La reforma aprobada por el PP supone cargarse las relaciones laborales, dando al empresario un poder absoluto en relación con los trabajadores, situando en un plano de total subordinación al trabajador frente al empresario.
Y este es el Gobierno que siempre iba a decir la verdad, el Gobierno que ahora se muestra como el Gobierno de la mentira.
Y ahora Bruselas cree que España infló cifras de déficit en 2011 para poder cumplir con los objetivos del 2012.
Hay que denunciar la enésima mentira de Rajoy, ya que antes de llegar a la Moncloa prometió no abaratar el despido, se acuerdan de de esta frase “Nosotros no estamos a favor de abaratar el despido si no de incentivar la contratación”, sí, fue dicha y repetida por el Sr. Rajoy hasta la saciedad en la campaña electoral. Como también repitió Rubalcaba hasta la saciedad que el Partido Popular se iba a cargar el estado del bienestar y casi nadie lo creyó.

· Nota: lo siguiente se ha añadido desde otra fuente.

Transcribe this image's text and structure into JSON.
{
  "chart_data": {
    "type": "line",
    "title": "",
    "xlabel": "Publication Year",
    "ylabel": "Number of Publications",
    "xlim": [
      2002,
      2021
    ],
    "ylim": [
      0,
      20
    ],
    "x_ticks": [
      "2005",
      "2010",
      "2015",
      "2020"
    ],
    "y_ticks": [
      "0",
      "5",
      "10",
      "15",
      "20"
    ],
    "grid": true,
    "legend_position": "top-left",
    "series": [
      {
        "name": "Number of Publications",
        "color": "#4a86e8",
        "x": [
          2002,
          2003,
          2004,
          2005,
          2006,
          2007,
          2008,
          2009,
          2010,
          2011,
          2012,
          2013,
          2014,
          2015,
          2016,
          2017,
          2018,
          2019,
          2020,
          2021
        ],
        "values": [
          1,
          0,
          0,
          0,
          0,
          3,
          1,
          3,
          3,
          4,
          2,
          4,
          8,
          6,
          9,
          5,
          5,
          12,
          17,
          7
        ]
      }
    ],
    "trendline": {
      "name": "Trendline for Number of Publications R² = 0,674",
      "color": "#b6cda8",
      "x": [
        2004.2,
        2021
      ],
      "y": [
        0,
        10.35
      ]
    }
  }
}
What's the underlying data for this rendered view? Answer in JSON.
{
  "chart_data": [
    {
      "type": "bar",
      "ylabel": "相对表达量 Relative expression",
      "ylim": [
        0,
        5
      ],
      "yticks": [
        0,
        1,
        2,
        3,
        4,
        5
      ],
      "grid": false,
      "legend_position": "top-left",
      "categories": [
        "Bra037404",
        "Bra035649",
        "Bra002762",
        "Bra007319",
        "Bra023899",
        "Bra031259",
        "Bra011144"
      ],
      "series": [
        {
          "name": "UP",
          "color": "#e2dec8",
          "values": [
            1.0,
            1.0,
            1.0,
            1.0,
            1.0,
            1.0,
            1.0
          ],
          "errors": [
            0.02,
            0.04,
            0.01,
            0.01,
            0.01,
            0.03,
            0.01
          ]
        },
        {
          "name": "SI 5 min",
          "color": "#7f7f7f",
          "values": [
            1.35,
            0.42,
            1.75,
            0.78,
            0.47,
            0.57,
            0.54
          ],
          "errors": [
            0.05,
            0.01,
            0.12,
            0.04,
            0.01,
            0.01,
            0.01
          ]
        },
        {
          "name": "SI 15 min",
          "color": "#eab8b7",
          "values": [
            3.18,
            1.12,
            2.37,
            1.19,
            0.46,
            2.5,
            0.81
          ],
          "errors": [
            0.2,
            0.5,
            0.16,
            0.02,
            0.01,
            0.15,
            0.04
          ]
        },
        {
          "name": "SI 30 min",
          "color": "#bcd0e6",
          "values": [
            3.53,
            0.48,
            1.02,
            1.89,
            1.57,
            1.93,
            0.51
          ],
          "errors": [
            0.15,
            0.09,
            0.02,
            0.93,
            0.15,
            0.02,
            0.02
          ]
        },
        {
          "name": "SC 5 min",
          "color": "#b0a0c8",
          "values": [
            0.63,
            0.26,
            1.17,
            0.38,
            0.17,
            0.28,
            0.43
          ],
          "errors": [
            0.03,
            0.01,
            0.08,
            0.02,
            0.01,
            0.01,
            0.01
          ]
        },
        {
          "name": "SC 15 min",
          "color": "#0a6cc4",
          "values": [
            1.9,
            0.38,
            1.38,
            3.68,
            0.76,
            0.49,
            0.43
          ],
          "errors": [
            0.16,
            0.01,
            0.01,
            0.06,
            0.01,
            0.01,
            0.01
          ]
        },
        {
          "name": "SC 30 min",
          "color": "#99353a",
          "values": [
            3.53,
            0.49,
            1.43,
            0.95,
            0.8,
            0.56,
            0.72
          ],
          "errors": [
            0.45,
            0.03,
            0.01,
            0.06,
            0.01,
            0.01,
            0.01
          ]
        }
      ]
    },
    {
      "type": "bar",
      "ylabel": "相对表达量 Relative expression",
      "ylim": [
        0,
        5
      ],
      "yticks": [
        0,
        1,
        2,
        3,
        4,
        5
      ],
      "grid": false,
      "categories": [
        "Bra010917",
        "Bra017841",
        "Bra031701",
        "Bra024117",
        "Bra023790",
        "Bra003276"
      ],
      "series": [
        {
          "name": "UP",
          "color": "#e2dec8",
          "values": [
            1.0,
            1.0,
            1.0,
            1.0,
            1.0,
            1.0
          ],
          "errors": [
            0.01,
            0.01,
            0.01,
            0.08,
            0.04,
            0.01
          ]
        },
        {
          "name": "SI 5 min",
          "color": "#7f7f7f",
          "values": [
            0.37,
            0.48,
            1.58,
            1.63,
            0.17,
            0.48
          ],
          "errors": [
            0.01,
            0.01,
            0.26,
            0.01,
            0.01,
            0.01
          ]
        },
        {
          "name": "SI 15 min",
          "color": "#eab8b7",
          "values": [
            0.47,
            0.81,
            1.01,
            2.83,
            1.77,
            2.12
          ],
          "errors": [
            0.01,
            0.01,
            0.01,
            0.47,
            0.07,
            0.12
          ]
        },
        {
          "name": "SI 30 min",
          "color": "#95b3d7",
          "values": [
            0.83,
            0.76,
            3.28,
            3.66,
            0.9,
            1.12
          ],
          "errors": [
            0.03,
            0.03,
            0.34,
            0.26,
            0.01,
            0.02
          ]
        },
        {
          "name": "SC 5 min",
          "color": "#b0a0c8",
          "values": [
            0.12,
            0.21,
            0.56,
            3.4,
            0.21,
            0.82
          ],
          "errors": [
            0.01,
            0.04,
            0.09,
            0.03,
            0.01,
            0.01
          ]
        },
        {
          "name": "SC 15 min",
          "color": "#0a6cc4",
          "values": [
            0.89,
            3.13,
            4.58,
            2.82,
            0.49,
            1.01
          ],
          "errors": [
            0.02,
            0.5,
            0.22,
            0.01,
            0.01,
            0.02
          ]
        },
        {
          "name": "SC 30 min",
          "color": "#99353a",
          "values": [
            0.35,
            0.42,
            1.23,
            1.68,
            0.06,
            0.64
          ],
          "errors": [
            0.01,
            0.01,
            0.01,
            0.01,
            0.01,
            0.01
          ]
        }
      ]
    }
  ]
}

Con el decretazo del viernes y con los ataques a la sanidad y a la educación pública que ejecutan sus presidentes autonómicos, Rajoy está laminando la parte “social” de la definición constitucional, la parte en la que los ciudadanos de un país se manifiestan solidarios con sus congéneres.
Esta reforma laboral solo degradará las condiciones de trabajo y convertirá a la población española en más pobre y desigual.
El modelo de proyecto del PSOE aprobado en el 38 congreso federal está en las antípodas de las políticas que están practicando el PP y, por su lado, Rubalcaba sabe muy bien lo que tiene que hacer, oposición útil, sin demagogia.